O Brasil deve enfrentar ao menos seis ondas de calor até o fim deste ano, segundo análise do Centro Nacional de Monitoramento e Alertas de Desastres Naturais (Cemaden). A previsão indica a ocorrência de um Super El Niño, que pode se tornar um dos mais intensos já registrados, afetando todo o território nacional simultaneamente.
A estimativa baseia-se em uma pesquisa que analisou o histórico de temperaturas dos últimos 47 anos em períodos de El Niño. A pesquisadora Mabel Calim Costa, doutora em ciências do Sistema Terrestre, informou que a frequência de episódios pode ser superior a seis, citando que o último evento do tipo registrou nove ondas de calor no país.
Uma onda de calor é caracterizada quando as temperaturas máximas e mínimas permanecem excepcionalmente acima do normal por pelo menos três dias seguidos. De acordo com a apuração, o cenário atual apresenta ondas mais frequentes e extensas, eliminando áreas de refúgio térmico no mapa brasileiro.

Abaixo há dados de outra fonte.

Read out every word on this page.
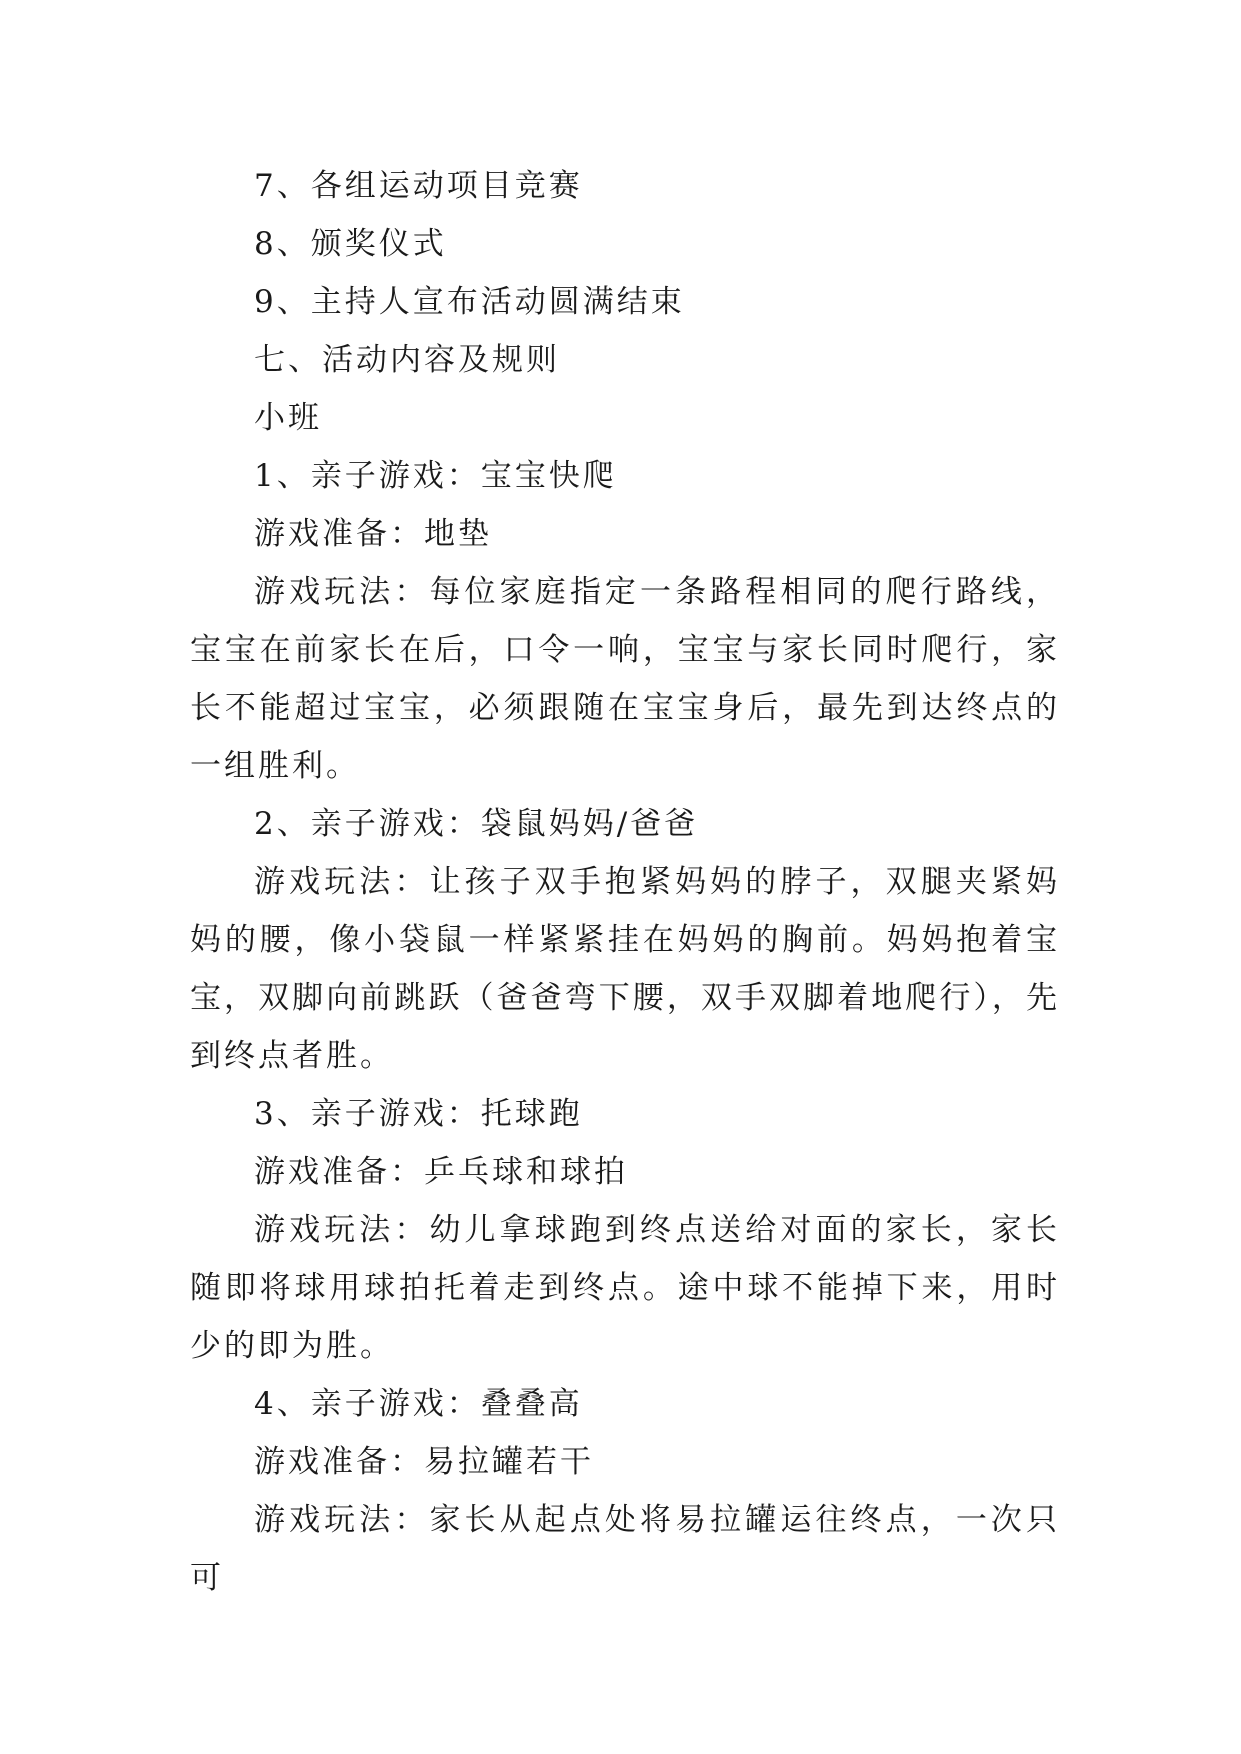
7、各组运动项目竞赛

8、颁奖仪式

9、主持人宣布活动圆满结束

七、活动内容及规则

小班

1、亲子游戏：宝宝快爬

游戏准备：地垫

游戏玩法：每位家庭指定一条路程相同的爬行路线，宝宝在前家长在后，口令一响，宝宝与家长同时爬行，家长不能超过宝宝，必须跟随在宝宝身后，最先到达终点的一组胜利。

2、亲子游戏：袋鼠妈妈/爸爸

游戏玩法：让孩子双手抱紧妈妈的脖子，双腿夹紧妈妈的腰，像小袋鼠一样紧紧挂在妈妈的胸前。妈妈抱着宝宝，双脚向前跳跃（爸爸弯下腰，双手双脚着地爬行），先到终点者胜。

3、亲子游戏：托球跑

游戏准备：乒乓球和球拍

游戏玩法：幼儿拿球跑到终点送给对面的家长，家长随即将球用球拍托着走到终点。途中球不能掉下来，用时少的即为胜。

4、亲子游戏：叠叠高

游戏准备：易拉罐若干

游戏玩法：家长从起点处将易拉罐运往终点，一次只可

A análise aponta mudança de comportamento nas últimas duas décadas. Nos anos 1980 e 1990, o calor extremo era raro e concentrado em regiões como o Nordeste. A partir de 2010, e com maior intensidade depois de 2020, os episódios passaram a cobrir áreas maiores e a atingir o país inteiro ao mesmo tempo.
O fenômeno ocorre devido à formação de áreas de alta pressão que bloqueiam nuvens e chuvas, prendendo massas de ar seco e quente. Sem a umidade do solo para resfriar o ambiente, o aquecimento é intensificado, o que pode reforçar quadros de seca.
Costa explicou que o gatilho meteorológico permanece semelhante ao de décadas anteriores, mas a temperatura de base do planeta subiu. Com o aquecimento global, cada episódio de alta pressão gera picos de calor mais extremos do que os registrados anteriormente.